With the above infrastructure in place, adding further functionality is easy; ghcjs is so good that most libraries from Hackage Just Work&trade;. For example, in my Atom Cabal extension I wanted to be able to parse Cabal files, but I didn’t want to write a parser&mdash;and I didn’t need to! With ghcjs we can just reuse the existing Haskell parser for Cabal files. Re-phrased in the context of this blog post, we can add an additional request type

data Request where
    Reverse   :: JSString -> JSFun (JSString -> IO ()) -> Request
    ReadCabal :: JSString -> JSFun (JSRef a  -> IO ()) -> Request

with corresponding handler

readCabalFile :: JSString -> JSFun (JSRef a -> IO ()) -> IO ()
readCabalFile input callback = do
    case parsePackageDescription (fromJSString input) of
      ParseFailed err ->
        invokeCallback callback nullRef
      ParseOk _warnings gpkg -> do
        let pkg = package (packageDescription gpkg)
        obj <- newObj
        setProp "name"    (toJSString . display $ pkgName    pkg) obj
        setProp "version" (toJSString . display $ pkgVersion pkg) obj
        invokeCallback callback obj

(this example just extracts the package name and version from the Cabal file); in the extension we can use this in the same way that we use reverse:

fs.readFile cabalFilePath, {encoding: 'utf8'}, (err, data) =>
  @haskellServer.readCabal data, (result) ->
    console.log result

Rather amazing. (For people not so familiar with CoffeeScript, note the use of the fat arrow so that we have the right object bound to this inside the callback.) So where’s the catch? There isn’t really one, except perhaps in the size of the generated code; the generated code for the reverse server is about 1M, going up to 2.5M when we add the Cabal example. We can use minification to address this to some extent; following the instructions on the ghcjs wiki we can add the following target to our Makefile:

HaskellReverse.min.js: Reverse.hs Exports.js
	ghcjs -DGHCJS_BROWSER Reverse.hs
	echo "(function(global) {" >HaskellReverse.min.js
	ccjs Reverse.jsexe/{rts,lib,out}.js Exports.js \
	  --compilation_level=ADVANCED_OPTIMIZATIONS \
	  >>HaskellReverse.min.js
	echo "})(exports);" >>HaskellReverse.min.js

Note that for minimization to work correctly, Closure Compiler (ccjs) needs to know what we need to export; that’s why it’s important that we compile the generated code together with our Exports.js but not including the wrapper code that we generate. Minimization is also the reason that we use

global["startServer"] = ...

rather than

global.startServer = ...

because if we write the latter ccjs will rename our functions.
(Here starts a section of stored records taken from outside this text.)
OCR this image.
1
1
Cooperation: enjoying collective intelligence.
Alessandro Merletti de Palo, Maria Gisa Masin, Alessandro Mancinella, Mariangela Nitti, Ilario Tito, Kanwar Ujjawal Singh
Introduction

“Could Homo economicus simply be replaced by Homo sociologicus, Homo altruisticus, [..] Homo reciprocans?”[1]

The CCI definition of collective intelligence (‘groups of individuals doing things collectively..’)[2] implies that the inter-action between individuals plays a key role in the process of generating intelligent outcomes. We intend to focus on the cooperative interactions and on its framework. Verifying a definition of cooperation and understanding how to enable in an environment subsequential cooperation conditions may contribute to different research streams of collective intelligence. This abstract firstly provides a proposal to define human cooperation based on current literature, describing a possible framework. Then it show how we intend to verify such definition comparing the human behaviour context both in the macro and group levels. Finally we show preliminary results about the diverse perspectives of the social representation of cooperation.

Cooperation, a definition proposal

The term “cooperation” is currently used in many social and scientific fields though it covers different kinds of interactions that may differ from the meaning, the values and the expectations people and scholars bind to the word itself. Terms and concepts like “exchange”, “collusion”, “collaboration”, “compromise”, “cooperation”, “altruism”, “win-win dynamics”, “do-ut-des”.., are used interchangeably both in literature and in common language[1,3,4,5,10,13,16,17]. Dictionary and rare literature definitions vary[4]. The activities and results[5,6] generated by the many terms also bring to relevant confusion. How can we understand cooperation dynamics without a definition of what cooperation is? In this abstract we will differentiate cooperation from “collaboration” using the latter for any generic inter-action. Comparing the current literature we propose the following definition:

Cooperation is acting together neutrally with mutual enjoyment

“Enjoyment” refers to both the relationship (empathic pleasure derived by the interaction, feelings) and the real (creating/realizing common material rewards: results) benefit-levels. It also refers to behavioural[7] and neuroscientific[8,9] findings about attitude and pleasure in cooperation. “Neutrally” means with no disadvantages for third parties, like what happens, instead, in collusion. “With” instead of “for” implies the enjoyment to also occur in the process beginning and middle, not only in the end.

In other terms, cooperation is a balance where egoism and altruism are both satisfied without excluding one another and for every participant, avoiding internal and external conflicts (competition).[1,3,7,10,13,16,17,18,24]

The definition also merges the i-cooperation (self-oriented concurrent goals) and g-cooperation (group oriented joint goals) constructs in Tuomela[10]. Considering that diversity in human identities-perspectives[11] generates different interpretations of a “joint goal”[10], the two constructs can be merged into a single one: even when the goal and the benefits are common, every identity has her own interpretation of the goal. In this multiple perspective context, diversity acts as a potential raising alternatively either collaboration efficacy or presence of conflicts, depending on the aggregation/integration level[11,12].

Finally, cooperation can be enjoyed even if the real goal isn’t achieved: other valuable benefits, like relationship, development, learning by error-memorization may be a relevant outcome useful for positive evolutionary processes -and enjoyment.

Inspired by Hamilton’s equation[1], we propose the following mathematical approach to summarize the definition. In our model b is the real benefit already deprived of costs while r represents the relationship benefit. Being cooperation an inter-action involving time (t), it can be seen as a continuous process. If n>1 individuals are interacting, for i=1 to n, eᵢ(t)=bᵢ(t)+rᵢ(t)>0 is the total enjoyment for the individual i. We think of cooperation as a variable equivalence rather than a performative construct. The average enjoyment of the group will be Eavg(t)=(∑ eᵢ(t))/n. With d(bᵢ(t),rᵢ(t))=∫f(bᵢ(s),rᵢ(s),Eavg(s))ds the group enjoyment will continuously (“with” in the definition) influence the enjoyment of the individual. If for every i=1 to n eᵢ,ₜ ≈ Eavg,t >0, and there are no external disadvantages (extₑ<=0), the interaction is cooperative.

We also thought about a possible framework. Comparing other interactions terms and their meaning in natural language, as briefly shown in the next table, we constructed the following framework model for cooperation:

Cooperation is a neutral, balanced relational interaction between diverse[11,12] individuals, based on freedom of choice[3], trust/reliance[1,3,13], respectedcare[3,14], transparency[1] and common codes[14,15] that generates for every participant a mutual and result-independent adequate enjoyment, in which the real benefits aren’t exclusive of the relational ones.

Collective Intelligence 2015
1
Minimization helps, but the minimized code is still pretty big; 237 kB for the basic reverse example and 714 kB once we use the Cabal library. Oh well, not a huge deal.

Wrapping up

Hopefully this tutorial will have given you the necessary tools you need to write Atom plugins in Haskell. When you publish your package, simply make sure that the file you import from CoffeeScript (in this example HaskellReverse.js or HaskellReverse.min.js) is checked into your repository.

References

  1. The best introduction to ghcjs is still Luite’s original blogpost GHCJS introduction&mdash;Concurrent Haskell in the browser.
  2. You’ll probably want to refer to GHCJS.Prim from the ghcjs-prim package, as well as GHCJS.Foreign, GHCJS.Types, GHCJS.Concurrent and GHCJS.Marshal from ghcjs-base.
  3. The ghcjs GitHub and corresponding wiki contain more information, including installation instructions and a useful page on deployment.